The newly-discovered asteroid is "the largest object that is potentially hazardous to Earth to be discovered in the last eight years," said NOIRLab, a US-funded research group that operates multiple observatories.
2022 AP7 takes five years to circle the Sun under its current orbit, which at its closest point to Earth remain several million kilometers away.
The risk is therefore very small, but in case of a collision, an asteroid of that size "would have a devastating impact on life as we know it," said Sheppard. He explained that dust launched into the air would have a major cooling effect, provoking an "extinction event like hasn’t been seen on Earth in millions of years."
His team's results were published in the scientific journal The Astronomical Journal. The two other asteroids pose no risk to Earth, but one is the closest asteroid to the Sun ever found.
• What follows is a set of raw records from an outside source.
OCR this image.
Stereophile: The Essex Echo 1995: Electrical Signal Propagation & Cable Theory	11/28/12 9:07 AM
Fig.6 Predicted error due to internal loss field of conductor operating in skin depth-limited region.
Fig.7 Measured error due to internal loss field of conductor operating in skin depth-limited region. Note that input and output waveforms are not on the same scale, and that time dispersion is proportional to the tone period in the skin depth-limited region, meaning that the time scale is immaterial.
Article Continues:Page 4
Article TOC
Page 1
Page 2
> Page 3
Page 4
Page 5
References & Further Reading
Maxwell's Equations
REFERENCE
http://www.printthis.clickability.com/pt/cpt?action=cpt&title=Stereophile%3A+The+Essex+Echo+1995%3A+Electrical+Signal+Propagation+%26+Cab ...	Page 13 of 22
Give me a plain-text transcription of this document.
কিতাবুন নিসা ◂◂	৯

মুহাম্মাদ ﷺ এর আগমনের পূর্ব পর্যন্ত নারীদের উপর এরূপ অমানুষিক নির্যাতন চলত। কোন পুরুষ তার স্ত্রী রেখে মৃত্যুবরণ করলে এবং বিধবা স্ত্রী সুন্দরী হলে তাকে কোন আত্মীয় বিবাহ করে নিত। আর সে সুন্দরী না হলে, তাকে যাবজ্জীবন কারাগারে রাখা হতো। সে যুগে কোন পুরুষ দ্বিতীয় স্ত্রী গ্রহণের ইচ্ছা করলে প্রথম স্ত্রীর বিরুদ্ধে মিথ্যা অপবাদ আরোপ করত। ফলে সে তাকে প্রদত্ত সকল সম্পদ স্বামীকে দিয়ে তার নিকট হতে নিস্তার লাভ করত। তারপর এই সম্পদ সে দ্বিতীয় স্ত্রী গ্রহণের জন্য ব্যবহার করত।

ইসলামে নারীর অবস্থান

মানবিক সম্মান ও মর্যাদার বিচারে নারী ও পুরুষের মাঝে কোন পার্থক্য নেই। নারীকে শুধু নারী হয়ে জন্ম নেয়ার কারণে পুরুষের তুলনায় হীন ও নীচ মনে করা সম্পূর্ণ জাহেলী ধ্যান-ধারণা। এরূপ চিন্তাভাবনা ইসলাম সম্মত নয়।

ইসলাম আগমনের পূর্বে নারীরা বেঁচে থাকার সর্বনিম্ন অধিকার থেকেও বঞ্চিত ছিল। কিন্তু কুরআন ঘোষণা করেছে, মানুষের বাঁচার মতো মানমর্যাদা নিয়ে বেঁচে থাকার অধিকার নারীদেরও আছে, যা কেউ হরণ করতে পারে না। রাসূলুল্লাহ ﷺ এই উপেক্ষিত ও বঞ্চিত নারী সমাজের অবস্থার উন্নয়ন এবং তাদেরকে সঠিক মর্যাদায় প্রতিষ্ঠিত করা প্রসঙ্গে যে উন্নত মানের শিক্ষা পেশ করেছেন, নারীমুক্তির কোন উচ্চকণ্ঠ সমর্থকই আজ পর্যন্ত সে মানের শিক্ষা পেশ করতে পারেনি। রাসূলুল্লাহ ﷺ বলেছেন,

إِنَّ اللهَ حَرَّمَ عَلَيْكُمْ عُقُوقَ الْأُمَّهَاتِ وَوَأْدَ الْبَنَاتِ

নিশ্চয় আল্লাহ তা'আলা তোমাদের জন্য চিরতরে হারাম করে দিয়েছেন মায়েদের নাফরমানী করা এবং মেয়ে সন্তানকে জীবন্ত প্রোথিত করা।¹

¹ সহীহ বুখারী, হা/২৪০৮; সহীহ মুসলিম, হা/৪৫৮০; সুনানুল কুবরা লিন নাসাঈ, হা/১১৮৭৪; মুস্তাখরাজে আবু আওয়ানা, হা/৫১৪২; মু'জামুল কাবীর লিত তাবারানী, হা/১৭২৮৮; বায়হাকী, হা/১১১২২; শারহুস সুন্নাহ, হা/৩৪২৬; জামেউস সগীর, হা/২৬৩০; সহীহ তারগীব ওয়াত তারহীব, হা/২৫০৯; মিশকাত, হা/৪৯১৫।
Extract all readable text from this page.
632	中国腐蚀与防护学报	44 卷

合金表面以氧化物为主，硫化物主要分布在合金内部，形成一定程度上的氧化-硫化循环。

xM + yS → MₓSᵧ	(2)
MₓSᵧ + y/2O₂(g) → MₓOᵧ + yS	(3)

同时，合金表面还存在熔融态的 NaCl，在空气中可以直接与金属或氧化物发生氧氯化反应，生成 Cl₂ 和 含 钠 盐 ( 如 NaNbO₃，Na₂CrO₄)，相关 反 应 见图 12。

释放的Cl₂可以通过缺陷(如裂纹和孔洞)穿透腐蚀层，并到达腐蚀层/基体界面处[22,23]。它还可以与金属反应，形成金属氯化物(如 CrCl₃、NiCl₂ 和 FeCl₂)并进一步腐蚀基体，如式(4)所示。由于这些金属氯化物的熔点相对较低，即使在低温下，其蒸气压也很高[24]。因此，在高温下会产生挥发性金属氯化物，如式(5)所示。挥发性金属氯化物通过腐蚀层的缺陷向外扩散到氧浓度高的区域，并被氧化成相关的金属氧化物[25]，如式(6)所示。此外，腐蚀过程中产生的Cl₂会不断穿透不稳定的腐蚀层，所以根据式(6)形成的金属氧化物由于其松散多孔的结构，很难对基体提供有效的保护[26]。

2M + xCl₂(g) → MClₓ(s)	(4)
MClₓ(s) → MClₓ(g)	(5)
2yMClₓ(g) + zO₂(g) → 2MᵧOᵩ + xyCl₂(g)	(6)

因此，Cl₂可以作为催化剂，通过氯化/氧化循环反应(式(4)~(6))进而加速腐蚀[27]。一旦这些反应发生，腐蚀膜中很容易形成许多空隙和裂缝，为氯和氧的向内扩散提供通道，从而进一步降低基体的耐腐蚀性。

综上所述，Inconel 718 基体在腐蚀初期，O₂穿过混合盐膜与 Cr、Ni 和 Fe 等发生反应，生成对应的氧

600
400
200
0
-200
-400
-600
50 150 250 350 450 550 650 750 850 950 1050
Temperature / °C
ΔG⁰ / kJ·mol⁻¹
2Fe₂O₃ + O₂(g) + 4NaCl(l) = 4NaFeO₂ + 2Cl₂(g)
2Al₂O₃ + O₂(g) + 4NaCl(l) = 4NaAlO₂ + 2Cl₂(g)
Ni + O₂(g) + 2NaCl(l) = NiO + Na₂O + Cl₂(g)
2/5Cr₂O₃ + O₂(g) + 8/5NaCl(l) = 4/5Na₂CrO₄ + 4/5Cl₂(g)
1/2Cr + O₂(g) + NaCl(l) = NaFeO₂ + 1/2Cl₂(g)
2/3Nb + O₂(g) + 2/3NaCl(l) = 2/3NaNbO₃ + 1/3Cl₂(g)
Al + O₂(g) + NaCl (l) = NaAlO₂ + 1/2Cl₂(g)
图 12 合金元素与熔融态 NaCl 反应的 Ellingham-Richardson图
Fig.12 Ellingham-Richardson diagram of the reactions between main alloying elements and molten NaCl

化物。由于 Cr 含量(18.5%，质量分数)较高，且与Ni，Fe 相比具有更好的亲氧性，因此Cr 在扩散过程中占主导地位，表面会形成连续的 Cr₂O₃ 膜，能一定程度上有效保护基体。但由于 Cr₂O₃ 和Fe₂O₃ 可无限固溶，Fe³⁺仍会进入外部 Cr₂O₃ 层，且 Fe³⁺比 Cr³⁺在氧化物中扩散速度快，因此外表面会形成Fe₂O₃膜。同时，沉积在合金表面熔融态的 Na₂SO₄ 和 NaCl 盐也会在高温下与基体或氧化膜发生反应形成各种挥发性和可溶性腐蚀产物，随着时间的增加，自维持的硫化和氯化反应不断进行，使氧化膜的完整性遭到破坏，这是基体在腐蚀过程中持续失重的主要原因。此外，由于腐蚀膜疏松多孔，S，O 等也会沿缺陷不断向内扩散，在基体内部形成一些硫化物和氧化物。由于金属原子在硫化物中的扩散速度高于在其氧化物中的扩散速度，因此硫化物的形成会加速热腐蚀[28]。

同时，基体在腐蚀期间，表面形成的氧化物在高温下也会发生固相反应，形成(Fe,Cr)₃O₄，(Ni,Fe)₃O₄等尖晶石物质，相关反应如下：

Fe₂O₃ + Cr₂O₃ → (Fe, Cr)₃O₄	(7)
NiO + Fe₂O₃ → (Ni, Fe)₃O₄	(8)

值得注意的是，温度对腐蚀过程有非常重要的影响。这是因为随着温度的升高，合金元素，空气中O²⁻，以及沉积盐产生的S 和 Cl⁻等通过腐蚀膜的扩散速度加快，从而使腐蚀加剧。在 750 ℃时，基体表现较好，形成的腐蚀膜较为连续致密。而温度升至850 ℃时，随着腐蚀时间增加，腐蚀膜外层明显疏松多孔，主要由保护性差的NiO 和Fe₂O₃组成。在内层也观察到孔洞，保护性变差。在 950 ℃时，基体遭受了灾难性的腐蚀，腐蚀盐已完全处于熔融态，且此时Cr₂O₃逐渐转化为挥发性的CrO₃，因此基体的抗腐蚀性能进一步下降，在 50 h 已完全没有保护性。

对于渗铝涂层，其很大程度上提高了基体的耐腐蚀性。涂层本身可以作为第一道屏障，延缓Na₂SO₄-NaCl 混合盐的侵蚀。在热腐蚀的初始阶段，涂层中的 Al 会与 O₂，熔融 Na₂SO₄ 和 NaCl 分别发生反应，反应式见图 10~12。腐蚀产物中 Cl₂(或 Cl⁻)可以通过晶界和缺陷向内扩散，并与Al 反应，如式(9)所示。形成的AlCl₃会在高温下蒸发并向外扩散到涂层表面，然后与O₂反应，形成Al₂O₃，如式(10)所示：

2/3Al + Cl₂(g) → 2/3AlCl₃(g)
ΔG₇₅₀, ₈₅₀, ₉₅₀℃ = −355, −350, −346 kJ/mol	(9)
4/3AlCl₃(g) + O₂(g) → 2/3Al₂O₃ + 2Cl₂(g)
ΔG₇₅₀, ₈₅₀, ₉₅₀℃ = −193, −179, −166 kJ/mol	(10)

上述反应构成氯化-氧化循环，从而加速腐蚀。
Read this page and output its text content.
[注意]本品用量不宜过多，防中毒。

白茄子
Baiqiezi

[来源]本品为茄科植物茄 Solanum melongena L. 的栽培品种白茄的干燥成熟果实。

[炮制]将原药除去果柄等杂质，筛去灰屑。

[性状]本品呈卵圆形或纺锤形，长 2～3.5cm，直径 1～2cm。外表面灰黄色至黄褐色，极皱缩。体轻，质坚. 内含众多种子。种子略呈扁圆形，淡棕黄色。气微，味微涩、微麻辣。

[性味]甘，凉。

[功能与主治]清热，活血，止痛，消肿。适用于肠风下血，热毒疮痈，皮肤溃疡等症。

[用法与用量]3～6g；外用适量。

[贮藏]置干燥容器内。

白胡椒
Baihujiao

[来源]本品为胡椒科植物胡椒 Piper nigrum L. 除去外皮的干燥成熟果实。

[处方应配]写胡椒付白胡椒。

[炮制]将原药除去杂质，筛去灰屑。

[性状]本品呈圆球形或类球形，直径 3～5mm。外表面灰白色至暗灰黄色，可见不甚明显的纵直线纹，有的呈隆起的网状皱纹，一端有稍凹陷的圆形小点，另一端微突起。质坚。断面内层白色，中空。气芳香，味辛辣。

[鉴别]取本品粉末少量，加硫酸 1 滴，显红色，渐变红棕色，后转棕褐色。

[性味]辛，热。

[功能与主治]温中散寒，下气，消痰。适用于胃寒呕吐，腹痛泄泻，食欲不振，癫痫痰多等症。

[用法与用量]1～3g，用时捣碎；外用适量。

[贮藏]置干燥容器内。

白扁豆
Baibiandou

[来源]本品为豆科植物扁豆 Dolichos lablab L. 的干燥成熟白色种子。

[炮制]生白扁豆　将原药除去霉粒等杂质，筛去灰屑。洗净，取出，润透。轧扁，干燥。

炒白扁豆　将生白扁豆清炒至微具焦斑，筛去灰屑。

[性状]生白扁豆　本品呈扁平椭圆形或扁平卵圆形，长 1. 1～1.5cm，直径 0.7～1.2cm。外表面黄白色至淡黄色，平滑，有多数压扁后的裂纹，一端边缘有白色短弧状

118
Some 30,000 asteroids of all sizes -- including more than 850 larger than a kilometer wide -- have been catalogued in the vicinity of the Earth, earning them the label "Near Earth Objects" (NEOs). None of them threaten Earth for the next 100 years.
According to Sheppard, there are "likely 20 to 50 large NEOs left to find," but most are on orbits that put them in the Sun's glare.
In preparation for a future discovery of a more threatening object, NASA conducted a test mission in late September in which it collided a spacecraft with an asteroid, proving that it was possible to change its trajectory.